Section 3 suggests four viable justifications for KFTC‘s current mandatory disclosure policy. Three hypotheses survive: Asymmetric information on compliance costs, bounded rationality of minor shareholders, and agency problem pertinent to ‗tunneling.‘ Admittedly, to determine whether these hypotheses really account for the KFTC‘s mandatory disclosure, we need to further empirical tests. To date, there is a paucity of literature on empirical studies on mandatory disclosure (Leuz & Wysocki, 2016). It would be hard to evaluate KFTC‘s mandatory disclosure until we discover rigorous methods to measure net benefit of the disclosure.

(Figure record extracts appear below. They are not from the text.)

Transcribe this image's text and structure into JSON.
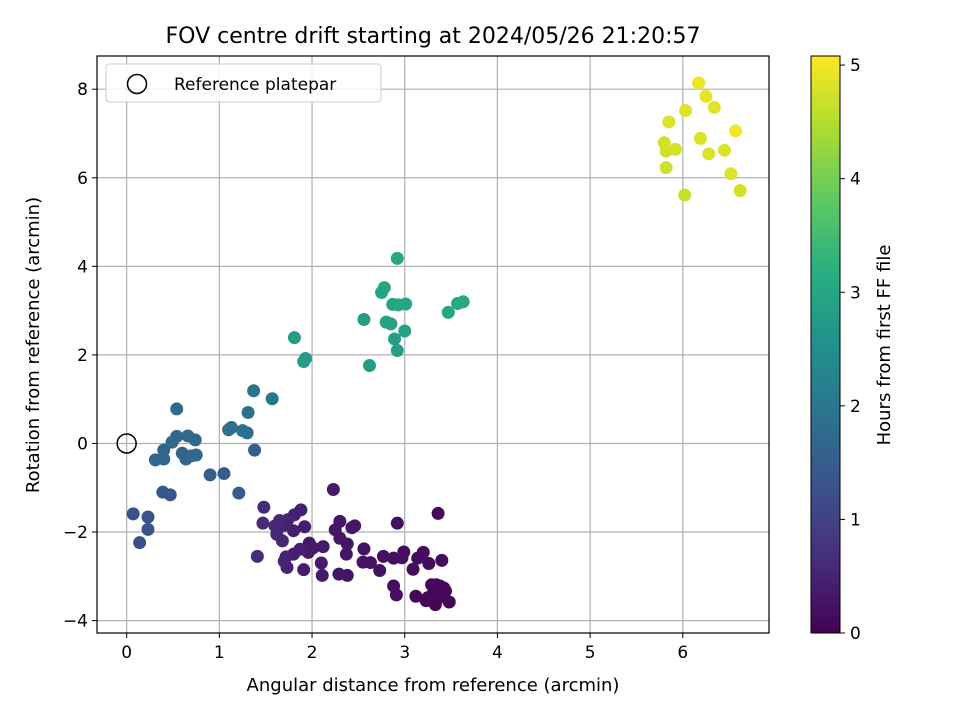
{
  "chart_data": {
    "type": "scatter",
    "title": "FOV centre drift starting at 2024/05/26 21:20:57",
    "xlabel": "Angular distance from reference (arcmin)",
    "ylabel": "Rotation from reference (arcmin)",
    "colorbar_label": "Hours from first FF file",
    "xlim": [
      -0.32,
      6.93
    ],
    "ylim": [
      -4.28,
      8.75
    ],
    "clim": [
      0,
      5.08
    ],
    "xticks": [
      0,
      1,
      2,
      3,
      4,
      5,
      6
    ],
    "yticks": [
      -4,
      -2,
      0,
      2,
      4,
      6,
      8
    ],
    "xtick_labels": [
      "0",
      "1",
      "2",
      "3",
      "4",
      "5",
      "6"
    ],
    "ytick_labels": [
      "−4",
      "−2",
      "0",
      "2",
      "4",
      "6",
      "8"
    ],
    "cbar_ticks": [
      0,
      1,
      2,
      3,
      4,
      5
    ],
    "cbar_tick_labels": [
      "0",
      "1",
      "2",
      "3",
      "4",
      "5"
    ],
    "grid": true,
    "legend": {
      "location": "upper-left",
      "entries": [
        "Reference platepar"
      ]
    },
    "reference_point": {
      "x": 0,
      "y": 0
    },
    "colormap": "viridis",
    "points": [
      {
        "x": 3.36,
        "y": -1.58,
        "t": 0.15
      },
      {
        "x": 3.34,
        "y": -3.19,
        "t": 0.08
      },
      {
        "x": 3.38,
        "y": -3.22,
        "t": 0.08
      },
      {
        "x": 3.31,
        "y": -3.37,
        "t": 0.08
      },
      {
        "x": 3.36,
        "y": -3.38,
        "t": 0.08
      },
      {
        "x": 3.29,
        "y": -3.19,
        "t": 0.08
      },
      {
        "x": 3.44,
        "y": -3.33,
        "t": 0.08
      },
      {
        "x": 3.42,
        "y": -3.26,
        "t": 0.08
      },
      {
        "x": 3.48,
        "y": -3.58,
        "t": 0.05
      },
      {
        "x": 3.33,
        "y": -3.64,
        "t": 0.05
      },
      {
        "x": 3.23,
        "y": -3.55,
        "t": 0.05
      },
      {
        "x": 3.12,
        "y": -3.45,
        "t": 0.08
      },
      {
        "x": 3.25,
        "y": -3.48,
        "t": 0.08
      },
      {
        "x": 3.38,
        "y": -3.47,
        "t": 0.08
      },
      {
        "x": 3.4,
        "y": -2.64,
        "t": 0.15
      },
      {
        "x": 3.26,
        "y": -2.71,
        "t": 0.15
      },
      {
        "x": 3.2,
        "y": -2.46,
        "t": 0.15
      },
      {
        "x": 3.14,
        "y": -2.59,
        "t": 0.15
      },
      {
        "x": 3.09,
        "y": -2.84,
        "t": 0.15
      },
      {
        "x": 2.99,
        "y": -2.45,
        "t": 0.2
      },
      {
        "x": 2.97,
        "y": -2.58,
        "t": 0.2
      },
      {
        "x": 2.92,
        "y": -1.8,
        "t": 0.2
      },
      {
        "x": 2.88,
        "y": -2.59,
        "t": 0.2
      },
      {
        "x": 2.88,
        "y": -3.22,
        "t": 0.2
      },
      {
        "x": 2.91,
        "y": -3.42,
        "t": 0.2
      },
      {
        "x": 2.77,
        "y": -2.55,
        "t": 0.25
      },
      {
        "x": 2.73,
        "y": -2.87,
        "t": 0.25
      },
      {
        "x": 2.63,
        "y": -2.69,
        "t": 0.25
      },
      {
        "x": 2.56,
        "y": -2.38,
        "t": 0.25
      },
      {
        "x": 2.55,
        "y": -2.68,
        "t": 0.25
      },
      {
        "x": 2.46,
        "y": -1.86,
        "t": 0.3
      },
      {
        "x": 2.43,
        "y": -1.9,
        "t": 0.3
      },
      {
        "x": 2.38,
        "y": -2.27,
        "t": 0.3
      },
      {
        "x": 2.37,
        "y": -2.5,
        "t": 0.3
      },
      {
        "x": 2.38,
        "y": -2.98,
        "t": 0.3
      },
      {
        "x": 2.3,
        "y": -1.76,
        "t": 0.3
      },
      {
        "x": 2.3,
        "y": -2.14,
        "t": 0.3
      },
      {
        "x": 2.29,
        "y": -2.95,
        "t": 0.3
      },
      {
        "x": 2.25,
        "y": -1.95,
        "t": 0.3
      },
      {
        "x": 2.23,
        "y": -1.04,
        "t": 0.35
      },
      {
        "x": 2.12,
        "y": -2.33,
        "t": 0.35
      },
      {
        "x": 2.1,
        "y": -2.7,
        "t": 0.35
      },
      {
        "x": 2.11,
        "y": -2.98,
        "t": 0.35
      },
      {
        "x": 2.01,
        "y": -2.36,
        "t": 0.35
      },
      {
        "x": 1.97,
        "y": -2.25,
        "t": 0.35
      },
      {
        "x": 1.96,
        "y": -2.46,
        "t": 0.35
      },
      {
        "x": 1.92,
        "y": -1.88,
        "t": 0.4
      },
      {
        "x": 1.91,
        "y": -2.85,
        "t": 0.4
      },
      {
        "x": 1.88,
        "y": -1.5,
        "t": 0.45
      },
      {
        "x": 1.87,
        "y": -2.39,
        "t": 0.45
      },
      {
        "x": 1.81,
        "y": -1.61,
        "t": 0.45
      },
      {
        "x": 1.8,
        "y": -1.97,
        "t": 0.45
      },
      {
        "x": 1.8,
        "y": -2.5,
        "t": 0.45
      },
      {
        "x": 1.74,
        "y": -1.72,
        "t": 0.5
      },
      {
        "x": 1.73,
        "y": -2.8,
        "t": 0.5
      },
      {
        "x": 1.72,
        "y": -2.56,
        "t": 0.5
      },
      {
        "x": 1.7,
        "y": -1.85,
        "t": 0.5
      },
      {
        "x": 1.7,
        "y": -2.66,
        "t": 0.5
      },
      {
        "x": 1.68,
        "y": -2.2,
        "t": 0.55
      },
      {
        "x": 1.65,
        "y": -1.74,
        "t": 0.55
      },
      {
        "x": 1.62,
        "y": -2.05,
        "t": 0.55
      },
      {
        "x": 1.6,
        "y": -1.86,
        "t": 0.55
      },
      {
        "x": 1.48,
        "y": -1.44,
        "t": 0.6
      },
      {
        "x": 1.47,
        "y": -1.8,
        "t": 0.6
      },
      {
        "x": 1.41,
        "y": -2.55,
        "t": 0.65
      },
      {
        "x": 1.38,
        "y": -0.15,
        "t": 1.55
      },
      {
        "x": 1.21,
        "y": -1.12,
        "t": 1.45
      },
      {
        "x": 1.05,
        "y": -0.68,
        "t": 1.45
      },
      {
        "x": 0.9,
        "y": -0.71,
        "t": 1.5
      },
      {
        "x": 0.47,
        "y": -1.16,
        "t": 1.35
      },
      {
        "x": 0.39,
        "y": -1.1,
        "t": 1.35
      },
      {
        "x": 0.23,
        "y": -1.66,
        "t": 1.3
      },
      {
        "x": 0.23,
        "y": -1.94,
        "t": 1.3
      },
      {
        "x": 0.07,
        "y": -1.59,
        "t": 1.3
      },
      {
        "x": 0.14,
        "y": -2.24,
        "t": 1.25
      },
      {
        "x": 0.54,
        "y": 0.78,
        "t": 1.75
      },
      {
        "x": 0.54,
        "y": 0.16,
        "t": 1.7
      },
      {
        "x": 0.49,
        "y": 0.03,
        "t": 1.7
      },
      {
        "x": 0.4,
        "y": -0.15,
        "t": 1.65
      },
      {
        "x": 0.4,
        "y": -0.35,
        "t": 1.65
      },
      {
        "x": 0.31,
        "y": -0.37,
        "t": 1.65
      },
      {
        "x": 0.6,
        "y": -0.22,
        "t": 1.65
      },
      {
        "x": 0.64,
        "y": -0.35,
        "t": 1.65
      },
      {
        "x": 0.66,
        "y": 0.17,
        "t": 1.7
      },
      {
        "x": 0.74,
        "y": 0.08,
        "t": 1.7
      },
      {
        "x": 0.75,
        "y": -0.26,
        "t": 1.7
      },
      {
        "x": 0.7,
        "y": -0.28,
        "t": 1.7
      },
      {
        "x": 1.1,
        "y": 0.31,
        "t": 1.85
      },
      {
        "x": 1.13,
        "y": 0.36,
        "t": 1.85
      },
      {
        "x": 1.25,
        "y": 0.29,
        "t": 1.85
      },
      {
        "x": 1.3,
        "y": 0.24,
        "t": 1.85
      },
      {
        "x": 1.31,
        "y": 0.7,
        "t": 1.9
      },
      {
        "x": 1.37,
        "y": 1.19,
        "t": 1.95
      },
      {
        "x": 1.57,
        "y": 1.01,
        "t": 2.0
      },
      {
        "x": 1.81,
        "y": 2.39,
        "t": 2.8
      },
      {
        "x": 1.91,
        "y": 1.85,
        "t": 2.75
      },
      {
        "x": 1.93,
        "y": 1.92,
        "t": 2.75
      },
      {
        "x": 2.56,
        "y": 2.8,
        "t": 2.85
      },
      {
        "x": 2.62,
        "y": 1.76,
        "t": 2.8
      },
      {
        "x": 2.75,
        "y": 3.41,
        "t": 2.95
      },
      {
        "x": 2.78,
        "y": 3.52,
        "t": 2.95
      },
      {
        "x": 2.8,
        "y": 2.74,
        "t": 2.9
      },
      {
        "x": 2.85,
        "y": 2.7,
        "t": 2.9
      },
      {
        "x": 2.87,
        "y": 3.14,
        "t": 2.95
      },
      {
        "x": 2.89,
        "y": 2.36,
        "t": 2.85
      },
      {
        "x": 2.92,
        "y": 2.1,
        "t": 2.85
      },
      {
        "x": 2.93,
        "y": 3.13,
        "t": 2.95
      },
      {
        "x": 2.92,
        "y": 4.18,
        "t": 3.05
      },
      {
        "x": 3.0,
        "y": 2.54,
        "t": 2.9
      },
      {
        "x": 3.01,
        "y": 3.15,
        "t": 2.95
      },
      {
        "x": 3.47,
        "y": 2.96,
        "t": 3.0
      },
      {
        "x": 3.57,
        "y": 3.16,
        "t": 3.05
      },
      {
        "x": 3.63,
        "y": 3.2,
        "t": 3.05
      },
      {
        "x": 5.8,
        "y": 6.79,
        "t": 4.75
      },
      {
        "x": 5.82,
        "y": 6.6,
        "t": 4.75
      },
      {
        "x": 5.82,
        "y": 6.23,
        "t": 4.7
      },
      {
        "x": 5.85,
        "y": 7.26,
        "t": 4.8
      },
      {
        "x": 5.92,
        "y": 6.64,
        "t": 4.75
      },
      {
        "x": 6.02,
        "y": 5.61,
        "t": 4.65
      },
      {
        "x": 6.03,
        "y": 7.52,
        "t": 4.85
      },
      {
        "x": 6.17,
        "y": 8.14,
        "t": 4.95
      },
      {
        "x": 6.19,
        "y": 6.89,
        "t": 4.8
      },
      {
        "x": 6.25,
        "y": 7.84,
        "t": 4.9
      },
      {
        "x": 6.28,
        "y": 6.54,
        "t": 4.8
      },
      {
        "x": 6.34,
        "y": 7.59,
        "t": 4.85
      },
      {
        "x": 6.45,
        "y": 6.62,
        "t": 4.8
      },
      {
        "x": 6.52,
        "y": 6.09,
        "t": 4.8
      },
      {
        "x": 6.57,
        "y": 7.06,
        "t": 5.0
      },
      {
        "x": 6.62,
        "y": 5.71,
        "t": 4.75
      }
    ]
  }
}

Despite the lack of evidence, we would like to suggest a few policy recommendations. First, ‗tunneling‘ theory advises caution to excessive managerial compensation. Section 3.4 implicates that the controlling shareholder/manger might take advantage of other stakeholders, especially minor shareholders, which is usually feasible by the complex corporate structure (La Porta et al., 1999; Bebchuk et al., 2000). KFTC‘s current disclosure measures are likely to detect illegal or improper asset transfers among the subsidiaries. However, excessive managerial compensation within the privately held firms is not subject to disclosure; whereas, the disclosure of the compensation of publicly traded firms is strictly enforced by the Capital Markets Act (Gwon, 2015, 2018; Gwon & Moon, 2019). To prevent the tunneling problem mentioned by Johnson et al. (2000), KFTC should pay equal attention to publicly and privately traded firms in terms of executive compensation.

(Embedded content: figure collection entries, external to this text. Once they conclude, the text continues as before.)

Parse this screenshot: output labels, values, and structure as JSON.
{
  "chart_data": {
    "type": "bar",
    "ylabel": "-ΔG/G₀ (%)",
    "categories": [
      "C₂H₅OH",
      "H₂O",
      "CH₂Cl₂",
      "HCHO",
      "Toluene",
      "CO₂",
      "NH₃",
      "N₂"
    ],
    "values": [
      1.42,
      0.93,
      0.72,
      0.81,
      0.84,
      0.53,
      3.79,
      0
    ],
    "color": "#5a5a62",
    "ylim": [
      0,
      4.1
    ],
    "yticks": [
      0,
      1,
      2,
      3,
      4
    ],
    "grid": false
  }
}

Second, domestic business groups should be forced to disclose the information on their foreign subsidiaries. When it comes to computing total assets (Table 1), the statistics of only domestic subsidiaries are aggregated since collecting information on foreign subsidiaries or affiliates is extraterritorial—KFTC‘s disclosure measures and compliance inspections are applied and enforced within South Korean jurisdiction. KFTC‘s inability of obtaining correct information on foreign subsidiaries might aggravate the problem of asymmetric information, bounded rationality, and agency problems. To prevent overseas ‗tunneling‘ problem, the controlling manager is required to report foreign subsidiary status truthfully and KFTC must be authorized to charge criminal penalties to the controlling manager unless s/he reports it truthfully. Even though KFTC or the Korean courts are not able to investigate the authenticity, they may be able to find it later presumably cooperating with foreign regulators or whistle blowers.